While the events are undeniably devastating – hundreds of homes and businesses have already been lost in the fires – there is some reassurance for those at risk, as the entire insurance industry joins forces to provide the most comprehensive support possible.
“This is where you see the best of the insurance profession – from insurance companies, to loss adjusters, to brokers – the entire industry goes into action to minimise the impact and help people recover,” said Adam Squire, head of claims at Gallagher.
While brokers and insurers don’t always have the smoothest of relationships, Squire was quick to praise the insurance firms for the way they have so far responded to the fires.
“Insurers are really good and very supportive of trying to minimise the impact of this horrendous event,” he told Insurance Business. “It really is a team effort across the whole profession and, although it’s easy to get focused on the difficulties at a time like this, there are countless stories of the industry coming together to help people in their time of need.”
IAG, the insurer most exposed to bushfire claims across NSW and Queensland, also confirmed it is scaling up support for customers and brokers in affected regions.
“We are continuing to monitor the fire conditions in the affected areas and have additional claims teams and assessors on standby ready to support our customers,” said Luke Gallagher, executive manager of short tail claims.
“Our assessors and builders have also been briefed to ensure they are ready to help customers with emergency support once it is safe to enter the areas, and we have also extended our call centre capacity to help affected customers lodge their claims as soon as possible.”
As of Wednesday last week, IAG had received more than 260 claims across its NRMA, CGU and WFI Insurance brands with the majority of claims relating to property damage in NSW.
IAG also encouraged brokers to lodge their clients’ claims as soon as it is safe to do so, and with as much detail as possible, in order to secure the best level of support.
“If a broker is making a claim on behalf of a customer, they should provide as much detail as possible, so claims can be triaged depending on severity and immediate assistance can be organised to those who most need it,” said Gallagher.
Tony Clark, CEO of NTI, also confirmed the insurer has received a number of claims related to the ongoing crisis but said the entire insurance industry is well prepared for such an event.
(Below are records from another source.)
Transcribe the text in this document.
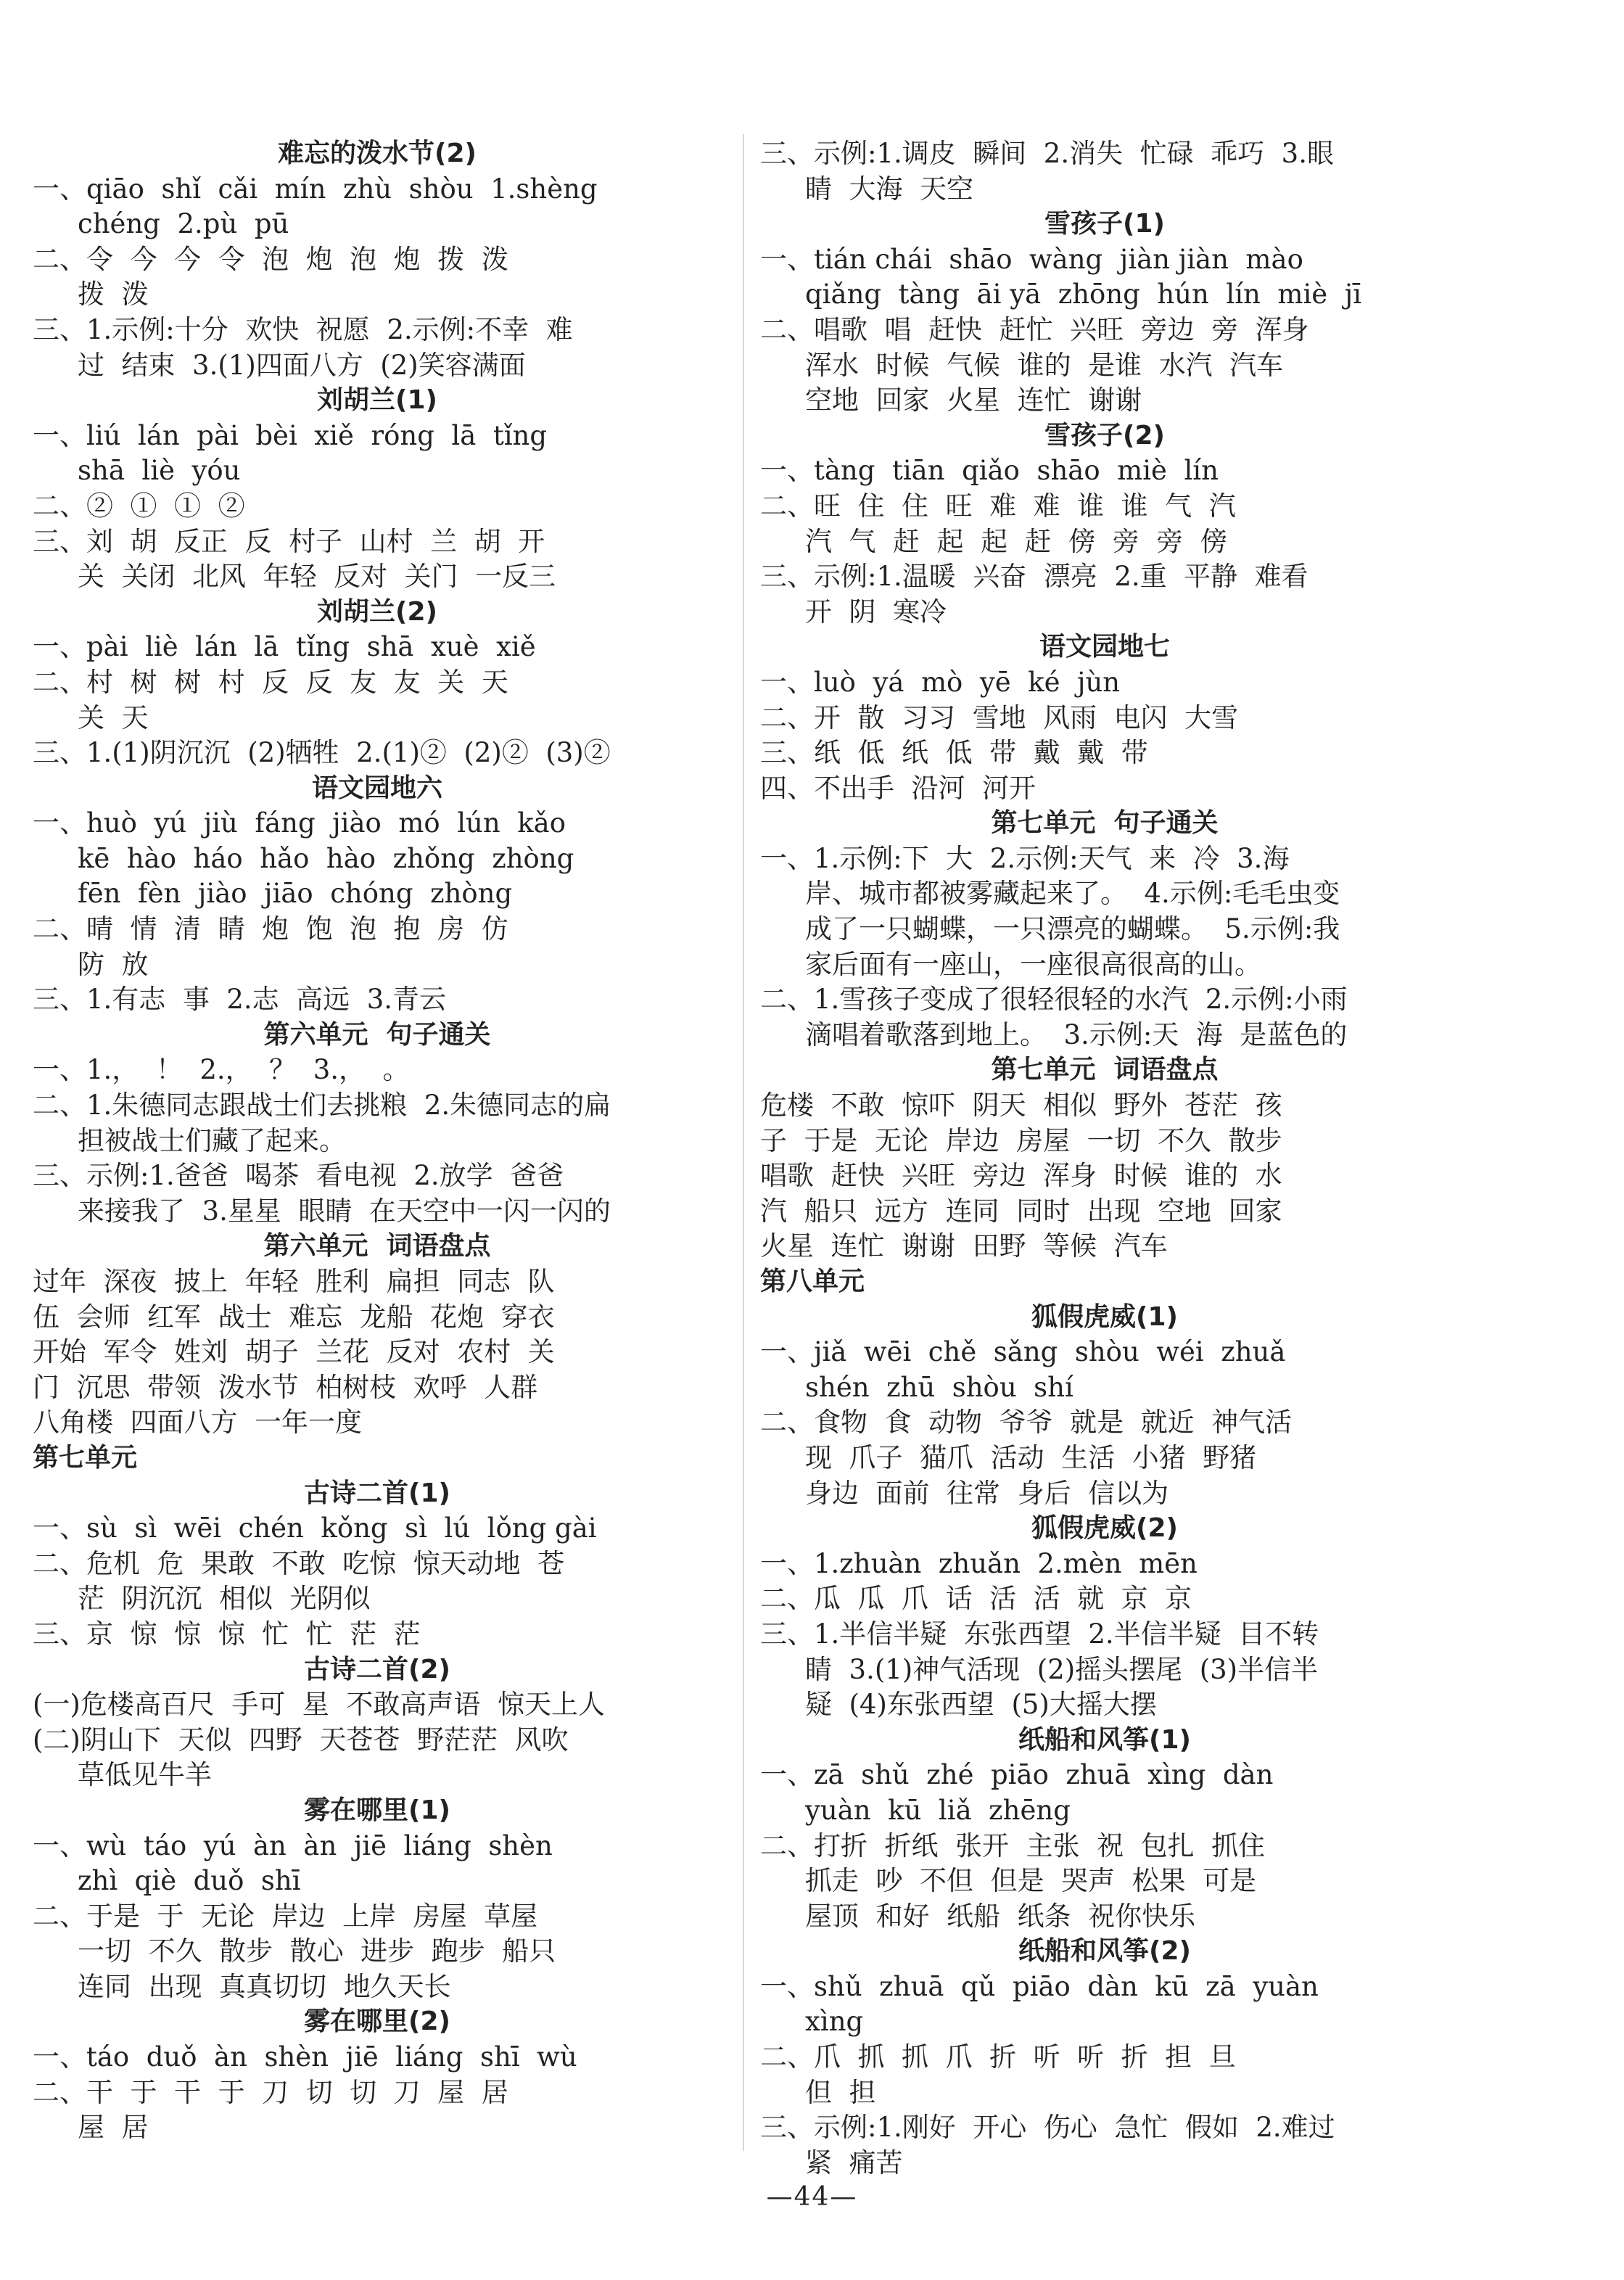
难忘的泼水节(2)
一、qiāo  shǐ  cǎi  mín  zhù  shòu  1.shèng
chéng  2.pù  pū
二、令  今  今  令  泡  炮  泡  炮  拨  泼
拨  泼
三、1.示例:十分  欢快  祝愿  2.示例:不幸  难
过  结束  3.(1)四面八方  (2)笑容满面
刘胡兰(1)
一、liú  lán  pài  bèi  xiě  róng  lā  tǐng
shā  liè  yóu
二、②  ①  ①  ②
三、刘  胡  反正  反  村子  山村  兰  胡  开
关  关闭  北风  年轻  反对  关门  一反三
刘胡兰(2)
一、pài  liè  lán  lā  tǐng  shā  xuè  xiě
二、村  树  树  村  反  反  友  友  关  天
关  天
三、1.(1)阴沉沉  (2)牺牲  2.(1)②  (2)②  (3)②
语文园地六
一、huò  yú  jiù  fáng  jiào  mó  lún  kǎo
kē  hào  háo  hǎo  hào  zhǒng  zhòng
fēn  fèn  jiào  jiāo  chóng  zhòng
二、晴  情  清  睛  炮  饱  泡  抱  房  仿
防  放
三、1.有志  事  2.志  高远  3.青云
第六单元  句子通关
一、1.，  ！  2.，  ？  3.，  。
二、1.朱德同志跟战士们去挑粮  2.朱德同志的扁
担被战士们藏了起来。
三、示例:1.爸爸  喝茶  看电视  2.放学  爸爸
来接我了  3.星星  眼睛  在天空中一闪一闪的
第六单元  词语盘点
过年  深夜  披上  年轻  胜利  扁担  同志  队
伍  会师  红军  战士  难忘  龙船  花炮  穿衣
开始  军令  姓刘  胡子  兰花  反对  农村  关
门  沉思  带领  泼水节  柏树枝  欢呼  人群
八角楼  四面八方  一年一度
第七单元
古诗二首(1)
一、sù  sì  wēi  chén  kǒng  sì  lú  lǒng gài
二、危机  危  果敢  不敢  吃惊  惊天动地  苍
茫  阴沉沉  相似  光阴似
三、京  惊  惊  惊  忙  忙  茫  茫
古诗二首(2)
(一)危楼高百尺  手可  星  不敢高声语  惊天上人
(二)阴山下  天似  四野  天苍苍  野茫茫  风吹
草低见牛羊
雾在哪里(1)
一、wù  táo  yú  àn  àn  jiē  liáng  shèn
zhì  qiè  duǒ  shī
二、于是  于  无论  岸边  上岸  房屋  草屋
一切  不久  散步  散心  进步  跑步  船只
连同  出现  真真切切  地久天长
雾在哪里(2)
一、táo  duǒ  àn  shèn  jiē  liáng  shī  wù
二、干  于  干  于  刀  切  切  刀  屋  居
屋  居
三、示例:1.调皮  瞬间  2.消失  忙碌  乖巧  3.眼
睛  大海  天空
雪孩子(1)
一、tián chái  shāo  wàng  jiàn jiàn  mào
qiǎng  tàng  āi yā  zhōng  hún  lín  miè  jī
二、唱歌  唱  赶快  赶忙  兴旺  旁边  旁  浑身
浑水  时候  气候  谁的  是谁  水汽  汽车
空地  回家  火星  连忙  谢谢
雪孩子(2)
一、tàng  tiān  qiǎo  shāo  miè  lín
二、旺  住  住  旺  难  难  谁  谁  气  汽
汽  气  赶  起  起  赶  傍  旁  旁  傍
三、示例:1.温暖  兴奋  漂亮  2.重  平静  难看
开  阴  寒冷
语文园地七
一、luò  yá  mò  yē  ké  jùn
二、开  散  习习  雪地  风雨  电闪  大雪
三、纸  低  纸  低  带  戴  戴  带
四、不出手  沿河  河开
第七单元  句子通关
一、1.示例:下  大  2.示例:天气  来  冷  3.海
岸、城市都被雾藏起来了。  4.示例:毛毛虫变
成了一只蝴蝶，一只漂亮的蝴蝶。  5.示例:我
家后面有一座山，一座很高很高的山。
二、1.雪孩子变成了很轻很轻的水汽  2.示例:小雨
滴唱着歌落到地上。  3.示例:天  海  是蓝色的
第七单元  词语盘点
危楼  不敢  惊吓  阴天  相似  野外  苍茫  孩
子  于是  无论  岸边  房屋  一切  不久  散步
唱歌  赶快  兴旺  旁边  浑身  时候  谁的  水
汽  船只  远方  连同  同时  出现  空地  回家
火星  连忙  谢谢  田野  等候  汽车
第八单元
狐假虎威(1)
一、jiǎ  wēi  chě  sǎng  shòu  wéi  zhuǎ
shén  zhū  shòu  shí
二、食物  食  动物  爷爷  就是  就近  神气活
现  爪子  猫爪  活动  生活  小猪  野猪
身边  面前  往常  身后  信以为
狐假虎威(2)
一、1.zhuàn  zhuǎn  2.mèn  mēn
二、瓜  瓜  爪  话  活  活  就  京  京
三、1.半信半疑  东张西望  2.半信半疑  目不转
睛  3.(1)神气活现  (2)摇头摆尾  (3)半信半
疑  (4)东张西望  (5)大摇大摆
纸船和风筝(1)
一、zā  shǔ  zhé  piāo  zhuā  xìng  dàn
yuàn  kū  liǎ  zhēng
二、打折  折纸  张开  主张  祝  包扎  抓住
抓走  吵  不但  但是  哭声  松果  可是
屋顶  和好  纸船  纸条  祝你快乐
纸船和风筝(2)
一、shǔ  zhuā  qǔ  piāo  dàn  kū  zā  yuàn
xìng
二、爪  抓  抓  爪  折  听  听  折  担  旦
但  担
三、示例:1.刚好  开心  伤心  急忙  假如  2.难过
紧  痛苦
—44—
“We work with an industry that prides itself on planning and managing adversity, so we expect to see only a modest rise in claims,” he told Insurance Business. “During natural disaster events we always maintain direct communication with our brokers, and our customers, to ensure they have disaster management plans in place.”
Clark also confirmed NTI has a dedicated disaster team which consists of specialists from around the business including claims, repair management, people and capability, marketing, and projects.
“This team has implemented a range of strategies for disaster management,” he said. “Thanks to the team’s tested crisis scenarios and action plans, we are more prepared than ever for these kinds of events.”
Importantly, Clark also echoed the sentiments of many others in the industry, and urged brokers and their clients to keep personal safety as the top priority.
“We urge our customers to stay safe and lodge their claims as soon as possible if they have encountered a loss as a result of the fires,” he said. “Safety must come first.”